La maison de Cyprien Lesage au Bois-Divais, commune de Besné
Madame de Donnissan et sa fille passèrent ensuite chez Julien Riallot, à la Mélinais en Pontchâteau. Vers le 10 avril 1794, de nouvelles alarmes les obligèrent à se séparer quelques jours. Elles se retrouvèrent chez Cyprien Lesage, un charron qui vivait au Bois-Divais en Besné avec sa femme Marguerite Gouret. La mémorialiste relate la visite d’un patriote de Donges, ce qui l’obligea à se cacher. Le 19 avril, l’annonce d’une nouvelle fouille entraîna les deux femmes au village de la Bonnelière en Prinquiau, chez le municipal Julien Gouret. C’est là que la jeune femme, alors enceinte, accoucha de jumelles : Joséphine fut confiée à une vieille femme du Bois-Divais et Louise fut mise en nourrice à la Pilaye en Prinquiau (4).
Munies de faux passeports, les fugitives parvinrent à fuir le pays le 20 mai pour s’établir au château du Dréneuc en Fégréac, chez Madame Dumoustiers.

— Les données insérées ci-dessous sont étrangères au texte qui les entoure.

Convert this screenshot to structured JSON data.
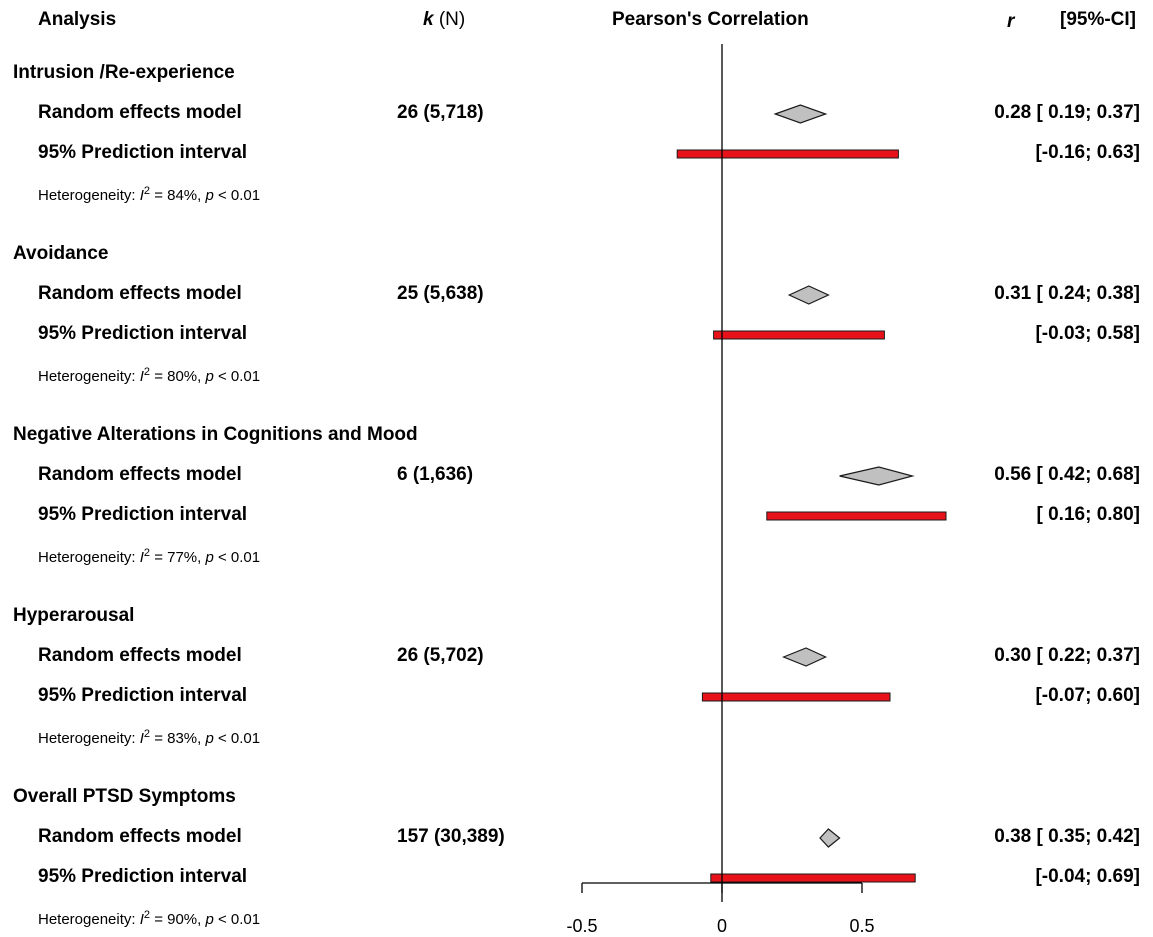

La scène peinte sur ce tableau s’inspire donc du récit de ces mois de cavale de ferme en ferme au cours de l’hiver 1793-1794, et peut-être de cet épisode plus marquant que les autres chez Cyprien Lesage et Marguerite Gouret. L’interprétation reste toutefois très libre si l’on se souvient que notre héroïne était enceinte. Tellement enceinte qu’elle disait elle-même : « Je devenais énorme » (5), ce que le peintre n’a absolument pas fait paraître.

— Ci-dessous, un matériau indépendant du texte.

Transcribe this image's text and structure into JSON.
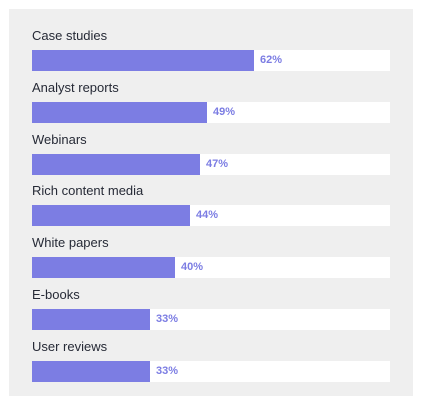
{
  "chart_data": {
    "type": "bar",
    "orientation": "horizontal",
    "categories": [
      "Case studies",
      "Analyst reports",
      "Webinars",
      "Rich content media",
      "White papers",
      "E-books",
      "User reviews"
    ],
    "values": [
      62,
      49,
      47,
      44,
      40,
      33,
      33
    ],
    "value_labels": [
      "62%",
      "49%",
      "47%",
      "44%",
      "40%",
      "33%",
      "33%"
    ],
    "bar_color": "#7c7de3",
    "track_color": "#ffffff",
    "background_color": "#efefef",
    "label_color": "#262a36",
    "xlim": [
      0,
      100
    ],
    "grid": false
  }
}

Réjouissons-nous de cette nouvelle, le tableau revient en Vendée ! Espérons que des annotations au dos nous en apprennent davantage sur cette œuvre et son auteur.

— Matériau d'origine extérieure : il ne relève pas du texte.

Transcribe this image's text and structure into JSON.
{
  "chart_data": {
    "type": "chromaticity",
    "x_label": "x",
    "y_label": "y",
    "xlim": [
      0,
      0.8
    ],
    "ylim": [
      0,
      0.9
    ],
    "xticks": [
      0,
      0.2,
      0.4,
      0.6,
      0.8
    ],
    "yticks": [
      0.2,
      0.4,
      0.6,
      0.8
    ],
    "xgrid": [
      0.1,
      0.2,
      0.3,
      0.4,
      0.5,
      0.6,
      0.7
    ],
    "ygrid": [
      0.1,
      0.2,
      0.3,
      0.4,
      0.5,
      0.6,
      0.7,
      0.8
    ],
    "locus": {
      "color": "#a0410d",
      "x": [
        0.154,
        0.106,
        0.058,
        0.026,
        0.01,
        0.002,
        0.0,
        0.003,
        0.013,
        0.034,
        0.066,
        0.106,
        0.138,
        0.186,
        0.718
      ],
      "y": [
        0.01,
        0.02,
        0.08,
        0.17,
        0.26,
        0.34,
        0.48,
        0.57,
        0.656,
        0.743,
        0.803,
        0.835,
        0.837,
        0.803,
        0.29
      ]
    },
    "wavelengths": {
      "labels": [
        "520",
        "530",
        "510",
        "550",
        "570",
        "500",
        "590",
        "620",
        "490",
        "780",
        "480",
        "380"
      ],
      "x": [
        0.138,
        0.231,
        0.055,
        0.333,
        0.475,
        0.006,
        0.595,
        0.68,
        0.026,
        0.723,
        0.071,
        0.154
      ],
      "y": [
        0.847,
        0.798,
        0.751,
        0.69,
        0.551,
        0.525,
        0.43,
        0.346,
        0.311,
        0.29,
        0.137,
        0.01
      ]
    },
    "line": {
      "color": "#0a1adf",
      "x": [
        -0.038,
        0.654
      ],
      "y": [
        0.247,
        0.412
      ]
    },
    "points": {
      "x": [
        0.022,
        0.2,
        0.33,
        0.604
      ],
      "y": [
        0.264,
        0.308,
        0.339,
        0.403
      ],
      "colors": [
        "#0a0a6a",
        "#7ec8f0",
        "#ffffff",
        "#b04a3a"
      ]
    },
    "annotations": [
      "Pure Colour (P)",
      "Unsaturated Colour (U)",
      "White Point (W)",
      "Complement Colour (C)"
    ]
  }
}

Localisation des communes citées sur une carte de la Loire-Inférieure (1790)
Notes :
- Mémoires de Madame la marquise de La Rochejaquelein, édition critique établie et présentée par Alain Gérard, C.V.R.H., 2010.
- Elle fit ses adieux à son père, Guy-Joseph de Donnissan, qui sera arrêté le 7 janvier 1794 à Ingrandes et fusillé le lendemain à Angers.
- Les habitants de Prinquiau étaient en grande partie favorables aux Vendéens.
- Joséphine mourra le 2 mai suivant et Louise le 11 août 1795.
- Mémoires…, op. cit., p. 373.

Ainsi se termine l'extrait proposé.